Multi-Agent + Reflection on small tasks
Multi-agent already carries 3–5× the cost and latency of a single agent. Adding reflection at least doubles per-worker cost and serializes execution. On tasks the simpler patterns handle, you spend 6–10× the budget for marginal quality gain that does not survive eval.
Instead:Pick one. Reflection on a single ReAct agent often delivers 80% of the quality gain at a fraction of the cost. Add multi-agent + reflection only with an eval baseline that justifies the premium.
Plan & Execute + Reflection on the plan without execution feedback
Reflecting on a plan before any step runs sounds principled, but the critic has no execution feedback. A plan that looks good often fails at step 3 in ways the critic could not predict.
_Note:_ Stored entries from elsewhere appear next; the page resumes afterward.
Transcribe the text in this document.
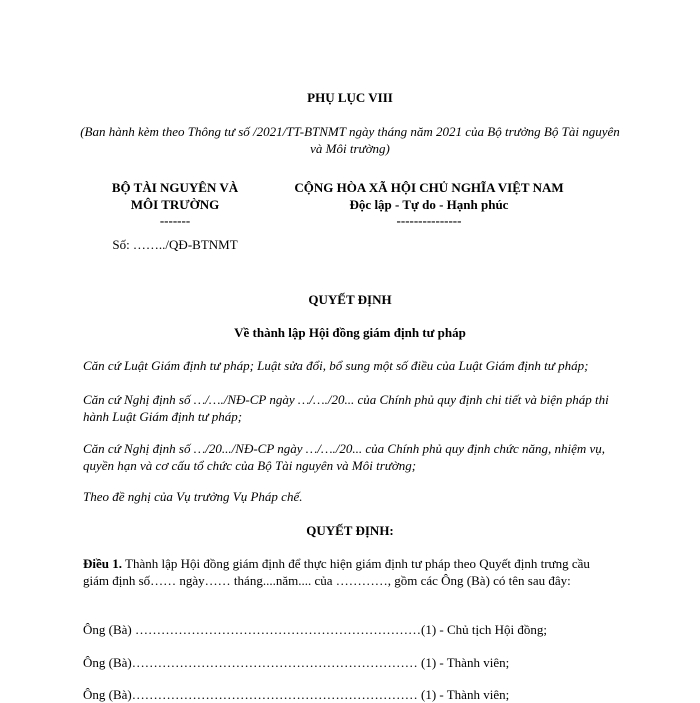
PHỤ LỤC VIII
(Ban hành kèm theo Thông tư số /2021/TT-BTNMT ngày tháng năm 2021 của Bộ trưởng Bộ Tài nguyên và Môi trường)
BỘ TÀI NGUYÊN VÀ
MÔI TRƯỜNG
-------
Số: ……../QĐ-BTNMT
CỘNG HÒA XÃ HỘI CHỦ NGHĨA VIỆT NAM
Độc lập - Tự do - Hạnh phúc
---------------
QUYẾT ĐỊNH
Về thành lập Hội đồng giám định tư pháp
Căn cứ Luật Giám định tư pháp; Luật sửa đổi, bổ sung một số điều của Luật Giám định tư pháp;
Căn cứ Nghị định số …/…./NĐ-CP ngày …/…./20... của Chính phủ quy định chi tiết và biện pháp thi hành Luật Giám định tư pháp;
Căn cứ Nghị định số …/20.../NĐ-CP ngày …/…./20... của Chính phủ quy định chức năng, nhiệm vụ, quyền hạn và cơ cấu tổ chức của Bộ Tài nguyên và Môi trường;
Theo đề nghị của Vụ trưởng Vụ Pháp chế.
QUYẾT ĐỊNH:
Điều 1. Thành lập Hội đồng giám định để thực hiện giám định tư pháp theo Quyết định trưng cầu giám định số…… ngày…… tháng....năm.... của …………, gồm các Ông (Bà) có tên sau đây:
Ông (Bà) …………………………………………………………(1) - Chủ tịch Hội đồng;
Ông (Bà)………………………………………………………… (1) - Thành viên;
Ông (Bà)………………………………………………………… (1) - Thành viên;
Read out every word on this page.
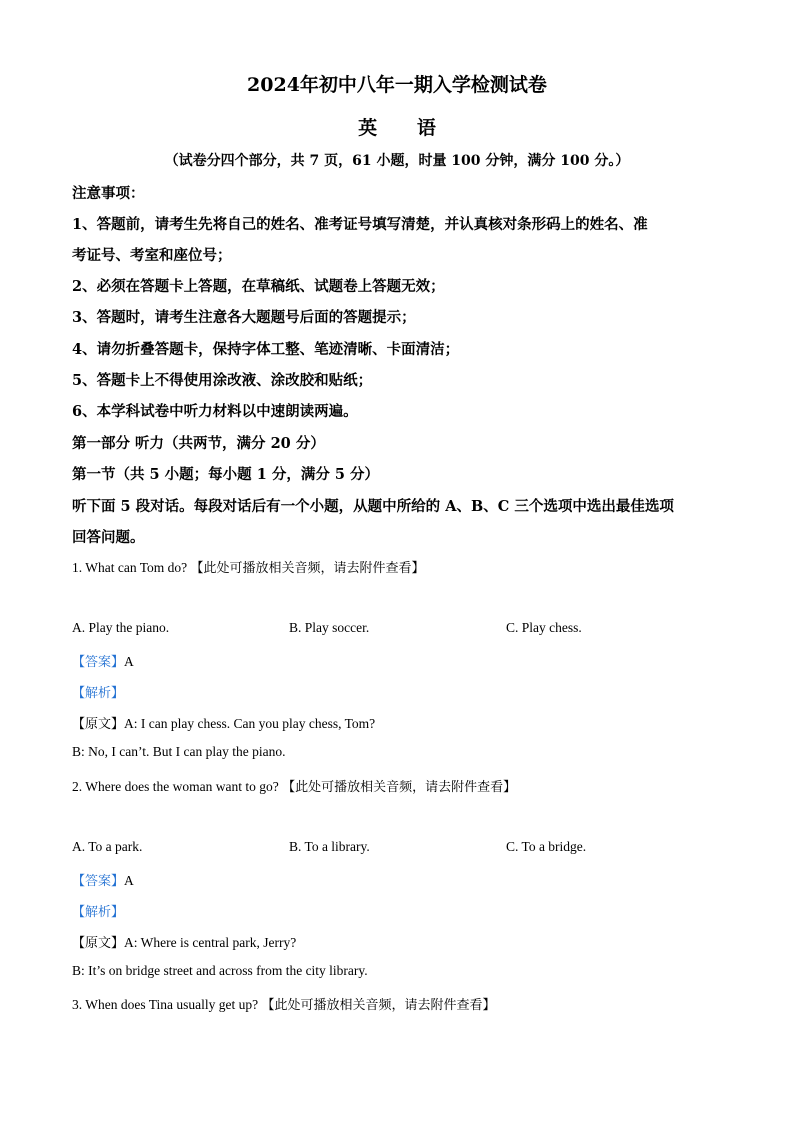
2024年初中八年一期入学检测试卷
英      语
（试卷分四个部分，共 7 页，61 小题，时量 100 分钟，满分 100 分。）
注意事项：
1、答题前，请考生先将自己的姓名、准考证号填写清楚，并认真核对条形码上的姓名、准
考证号、考室和座位号；
2、必须在答题卡上答题，在草稿纸、试题卷上答题无效；
3、答题时，请考生注意各大题题号后面的答题提示；
4、请勿折叠答题卡，保持字体工整、笔迹清晰、卡面清洁；
5、答题卡上不得使用涂改液、涂改胶和贴纸；
6、本学科试卷中听力材料以中速朗读两遍。
第一部分 听力（共两节，满分 20 分）
第一节（共 5 小题；每小题 1 分，满分 5 分）
听下面 5 段对话。每段对话后有一个小题，从题中所给的 A、B、C 三个选项中选出最佳选项
回答问题。
1. What can Tom do? 【此处可播放相关音频，请去附件查看】
A. Play the piano.	B. Play soccer.	C. Play chess.
【答案】A
【解析】
【原文】A: I can play chess. Can you play chess, Tom?
B: No, I can’t. But I can play the piano.
2. Where does the woman want to go? 【此处可播放相关音频，请去附件查看】
A. To a park.	B. To a library.	C. To a bridge.
【答案】A
【解析】
【原文】A: Where is central park, Jerry?
B: It’s on bridge street and across from the city library.
3. When does Tina usually get up? 【此处可播放相关音频，请去附件查看】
Instead:Either skip pre-execution reflection and reflect on results, or add a second reflection pass after execution so both failure modes are caught.
Evaluator-Optimizer + Reflection
Evaluator-Optimizer is already a reflection loop with an external scoring signal. Stacking them stacks two convergence mechanisms with different criteria; they oscillate against each other.
Instead:Pick one. Evaluator-Optimizer when you have a measurable target; Reflection when criteria are softer or the evaluator itself is hard to build.